Poco después de su vuelta, Rosemary Barton llamó por teléfono.

—Mr. Barton ha salido a comer. ¿Puedo hacer algo por usted?.

—¿De veras lo haría usted, Ruth?. Ese pelma de coronel Race ha mandado un telegrama diciendo que no estará de vuelta a tiempo para asistir a mi fiesta de cumpleaños. Pregúntele a George a quién querría invitar en su lugar. Necesitamos otro hombre. Hay cuatro mujeres: Iris, Sandra Farraday y... ¿quién es la otra?. No me acuerdo ya.

—Creo que soy la cuarta. Tuvo usted la bondad de invitarme.

—¡Ah, claro!. ¡Me había olvidado por completo de usted, créalo!.

Se oyó la risa argentina de Rosemary. No podía ella ver el carmín que había inundado de pronto las mejillas de Ruth Lessing, ni la forma en que se había cuadrado su mandíbula.

¡Invitada a la fiesta de Rosemary como favor, como concesión hecha a George!. «Ah, sí, vendrá tu Ruth Lessing. Después de todo, le encantará que la invitemos. Y es la mar de útil. Además, es bastante presentable.»

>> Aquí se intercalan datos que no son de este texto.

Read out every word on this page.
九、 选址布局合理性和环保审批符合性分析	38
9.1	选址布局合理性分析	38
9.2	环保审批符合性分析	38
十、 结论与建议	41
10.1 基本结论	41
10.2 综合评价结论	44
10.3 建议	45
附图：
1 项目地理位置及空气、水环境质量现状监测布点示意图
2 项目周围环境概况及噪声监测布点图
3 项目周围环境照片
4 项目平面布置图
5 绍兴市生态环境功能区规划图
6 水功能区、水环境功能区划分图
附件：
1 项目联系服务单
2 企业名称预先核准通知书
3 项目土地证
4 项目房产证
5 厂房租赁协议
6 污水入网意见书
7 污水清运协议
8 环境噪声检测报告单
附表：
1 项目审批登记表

En aquel instante Ruth Lessing se dio cuenta de que odiaba a Rosemary.

La odiaba porque era rica, hermosa, despreocupada y sin seso. Ningún trabajo rutinario de oficina para Rosemary; a ella se lo daban todo en bandeja de oro. Asuntos amorosos, un marido que bebía los vientos por ella. No tenía necesidad de trabajar ni de hacer planes.

Odiosa, condescendiente, presumida, frívola...

—¡Ojalá te murieras! —dijo Ruth Lessing en voz baja, mirando el teléfono.

Sus propias palabras la sobresaltaron. Tan poco en consonancia estaban con su forma de ser habitual. Jamás había sido tan apasionada, ni vehemente, ni poco serena, sino siempre dueña de sí, eficiente.

«¿Qué me está sucediendo?», se preguntó.

Había odiado a Rosemary Barton aquella tarde. Seguía odiando a Rosemary Barton aquel día, un año después.

Algún día, quizá, podría olvidarla. Pero todavía no.